Full disabled access


Press Enquiries:

Lara Delaney, Bolton & Quinn

Email: [email protected]

Phone: 020 7221 5000

About the Old Royal Naval College

The Old Royal Naval College in Greenwich was established as the Royal Hospital for Seamen by King William III and Queen Mary II in 1694.

Designed by Sir Christopher Wren, it is one of the most important ensembles of baroque architecture in Europe. From 1705, the Royal Hospital provided modest, wood-lined cabins as accommodation for retired sailors, housing as many as 2,700 residents at its peak in 1814. The last naval pensioners left in 1869, when the site became home to the Royal Naval College, an officers’ training academy, until 1997. When the Navy left, an independent charity was established to conserve the site for present and future generations, and create enjoyment, learning and rich cultural experiences for everyone.

Today this historic landmark is open to the public and is the home of three unique and free to visit attractions; the Painted Hall, the Chapel, and the Visitor Centre.

The Painted Hall is the greatest grand-scale decorative painting in England and has been described as ‘the Sistine Chapel of the UK’. The abundant and complex scheme covers some 40,000 square feet and was designed and executed by Sir James Thornhill between 1707 and 1726.

The Chapel of St Peter and St Paul is a neo-classical masterpiece by James ‘Athenian’ Stuart and William Newton. Featuring a Samuel Green organ and an altarpiece painted by Benjamin West, it is one of the country’s finest eighteenth century interiors in existence.

The Old Royal Naval College is free to all visitors and is open daily from 10.00-17.00.

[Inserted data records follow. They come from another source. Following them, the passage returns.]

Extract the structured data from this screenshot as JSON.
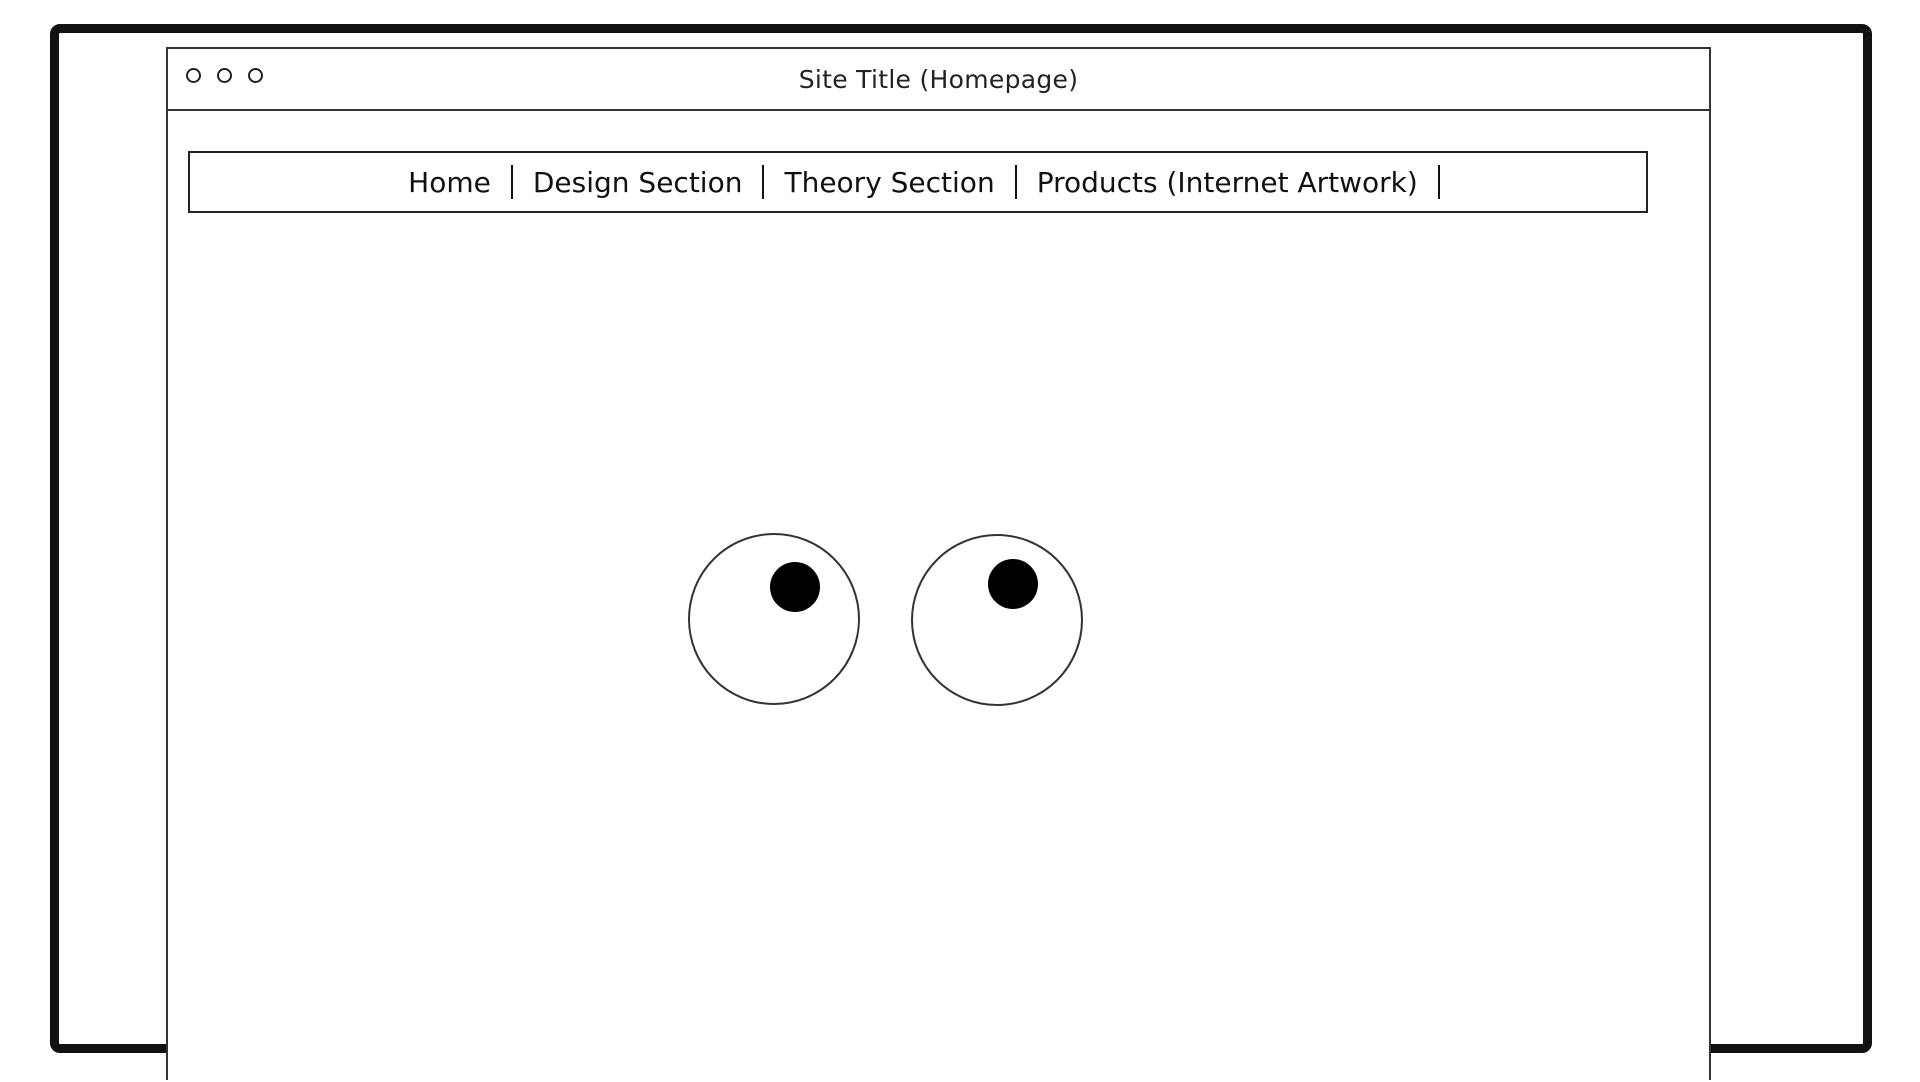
{
  "window": {
    "title": "Site Title (Homepage)",
    "controls": [
      "window-dot-icon",
      "window-dot-icon",
      "window-dot-icon"
    ]
  },
  "nav": {
    "items": [
      {
        "label": "Home"
      },
      {
        "label": "Design Section"
      },
      {
        "label": "Theory Section"
      },
      {
        "label": "Products (Internet Artwork)"
      }
    ]
  },
  "content": {
    "graphic": "googly-eyes-icon"
  },
  "colors": {
    "ink": "#111111",
    "background": "#ffffff"
  }
}
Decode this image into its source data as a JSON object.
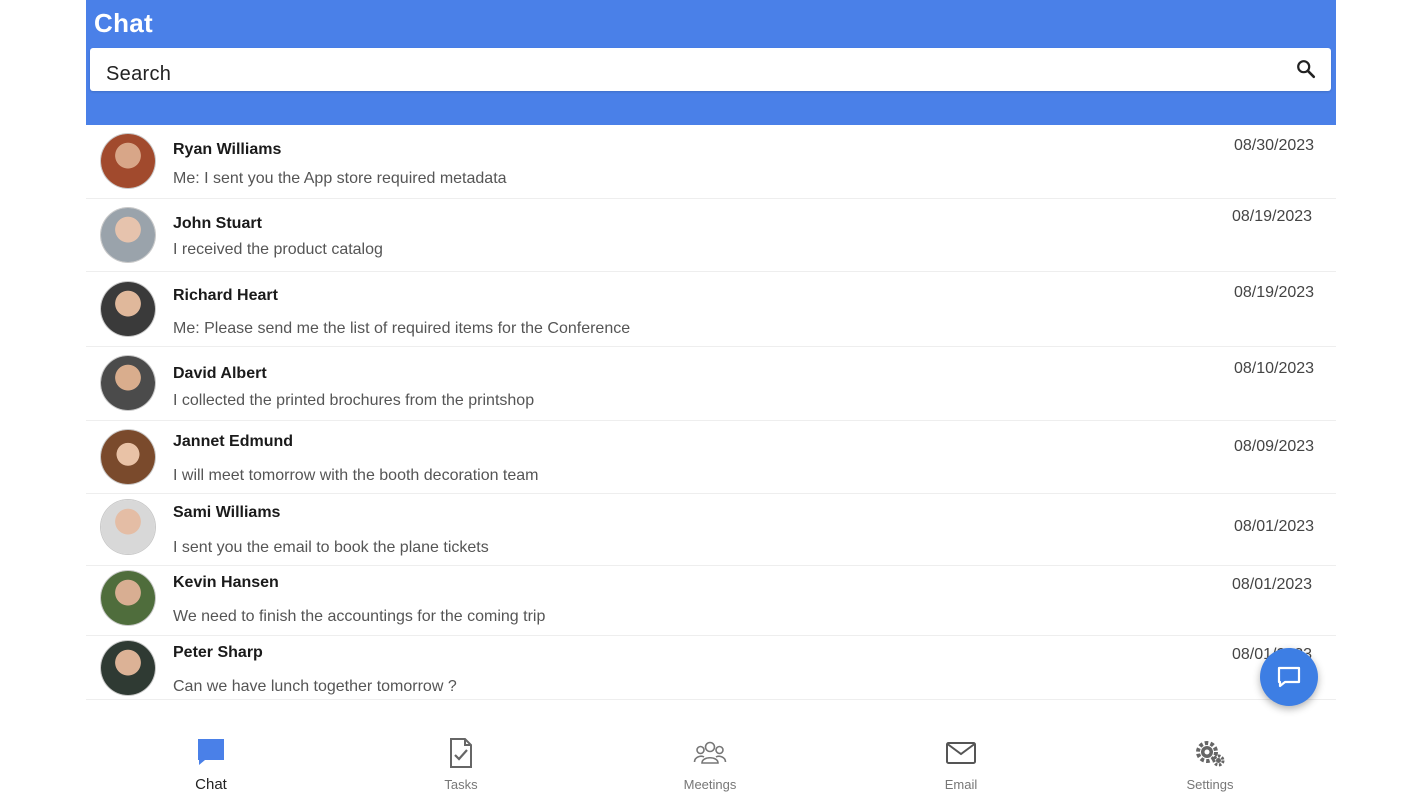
{
  "header": {
    "title": "Chat",
    "search_placeholder": "Search"
  },
  "chats": [
    {
      "name": "Ryan Williams",
      "message": "Me: I sent you the App store required metadata",
      "date": "08/30/2023"
    },
    {
      "name": "John Stuart",
      "message": "I received the product catalog",
      "date": "08/19/2023"
    },
    {
      "name": "Richard Heart",
      "message": "Me: Please send me the list of required items for the Conference",
      "date": "08/19/2023"
    },
    {
      "name": "David Albert",
      "message": "I collected the printed brochures from the printshop",
      "date": "08/10/2023"
    },
    {
      "name": "Jannet Edmund",
      "message": "I will meet tomorrow with the booth decoration team",
      "date": "08/09/2023"
    },
    {
      "name": "Sami Williams",
      "message": "I sent you the email to book the plane tickets",
      "date": "08/01/2023"
    },
    {
      "name": "Kevin Hansen",
      "message": "We need to finish the accountings for the coming trip",
      "date": "08/01/2023"
    },
    {
      "name": "Peter Sharp",
      "message": "Can we have lunch together tomorrow ?",
      "date": "08/01/2023"
    }
  ],
  "nav": [
    {
      "label": "Chat",
      "icon": "chat-icon",
      "active": true
    },
    {
      "label": "Tasks",
      "icon": "tasks-icon",
      "active": false
    },
    {
      "label": "Meetings",
      "icon": "meetings-icon",
      "active": false
    },
    {
      "label": "Email",
      "icon": "email-icon",
      "active": false
    },
    {
      "label": "Settings",
      "icon": "settings-icon",
      "active": false
    }
  ],
  "colors": {
    "accent": "#4a80e8",
    "fab": "#3d7ee4"
  }
}
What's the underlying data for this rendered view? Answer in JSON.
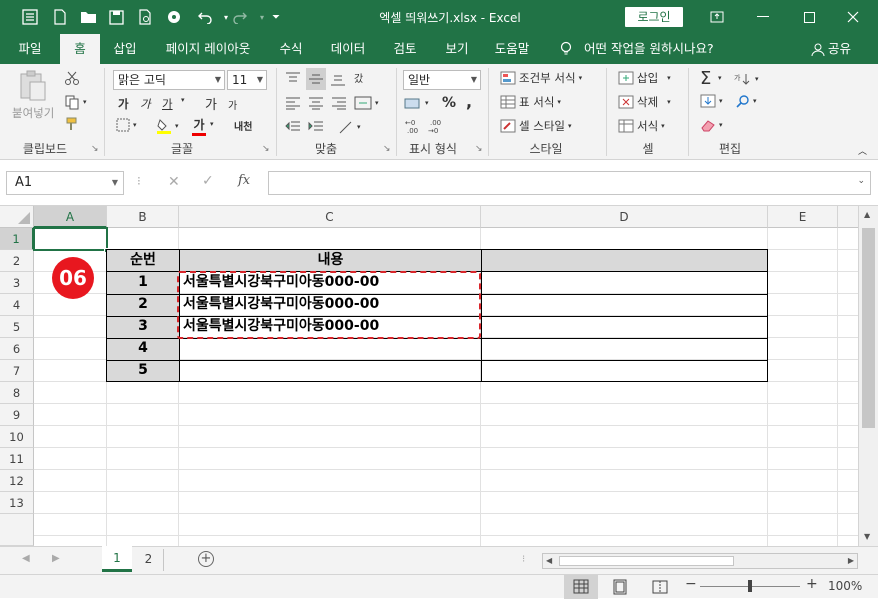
{
  "window": {
    "title": "엑셀 띄워쓰기.xlsx  -  Excel",
    "login_label": "로그인",
    "restore_symbol": "⬜"
  },
  "tabs": [
    "파일",
    "홈",
    "삽입",
    "페이지 레이아웃",
    "수식",
    "데이터",
    "검토",
    "보기",
    "도움말"
  ],
  "tell_me": "어떤 작업을 원하시나요?",
  "share_label": "공유",
  "ribbon": {
    "clipboard": {
      "paste_label": "붙여넣기",
      "group": "클립보드"
    },
    "font": {
      "name": "맑은 고딕",
      "size": "11",
      "group": "글꼴",
      "bold": "가",
      "italic": "가",
      "underline": "가",
      "grow": "가",
      "shrink": "가",
      "phonetic": "내천"
    },
    "align": {
      "group": "맞춤",
      "wrap": "갔"
    },
    "number": {
      "format": "일반",
      "group": "표시 형식",
      "percent": "%",
      "comma": ","
    },
    "styles": {
      "conditional": "조건부 서식",
      "table": "표 서식",
      "cell": "셀 스타일",
      "group": "스타일"
    },
    "cells": {
      "insert": "삽입",
      "delete": "삭제",
      "format": "서식",
      "group": "셀"
    },
    "editing": {
      "group": "편집",
      "sum": "Σ"
    }
  },
  "formula_bar": {
    "name_box": "A1",
    "fx": "fx",
    "formula": ""
  },
  "columns": [
    "A",
    "B",
    "C",
    "D",
    "E"
  ],
  "rows": [
    "1",
    "2",
    "3",
    "4",
    "5",
    "6",
    "7",
    "8",
    "9",
    "10",
    "11",
    "12",
    "13"
  ],
  "table": {
    "header_no": "순번",
    "header_content": "내용",
    "nums": [
      "1",
      "2",
      "3",
      "4",
      "5"
    ],
    "contents": [
      "서울특별시강북구미아동000-00",
      "서울특별시강북구미아동000-00",
      "서울특별시강북구미아동000-00",
      "",
      ""
    ]
  },
  "step_badge": "06",
  "sheets": [
    "1",
    "2"
  ],
  "status": {
    "zoom": "100%",
    "minus": "−",
    "plus": "+"
  },
  "colors": {
    "accent": "#217346",
    "badge": "#e8171f",
    "highlight_border": "#d9262b"
  }
}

The Old Royal Naval College charity is grateful to the following organisations for their support of this project: the Heritage Lottery Fund, The Sackler Trust, The Garfield Weston Foundation, the Fidelity UK Foundation, the Foyle Foundation, Sir Siegmund Warburg's Voluntary Settlement, the Pilgrim Trust, the Headley Trust, the 29th May 1961 Charitable Trust and many anonymous individual donations.


About the Heritage Lottery Fund (HLF)

Thanks to National Lottery players, we invest money to help people across the UK explore, enjoy and protect the heritage they care about - from the archaeology under our feet to the historic parks and buildings we love, from precious memories and collections to rare wildlife. www.hlf.org.uk @heritagelottery

Hugh Broughton Architects

Hugh Broughton Architects was formed in 1996 and has a reputation for producing carefully crafted contemporary architecture. The practice has designed projects for many high profile clients including the British Council, Institution of Structural Engineers, National Galleries of Scotland, Royal Society of Chemistry and the TUC. The practice is best known for the design of Halley VI Antarctic Research Station designed for the British Antarctic Survey, which was officially launched in 2013 and has received fifteen international awards to date; and a purpose-built gallery for the Portland Collection, on the Welbeck Estate, Nottinghamshire, which received an RIBA East Midlands Building of the Year Award 2016 and RIBA National Award 2016, and a commendation in the Civic Trust Awards 2017.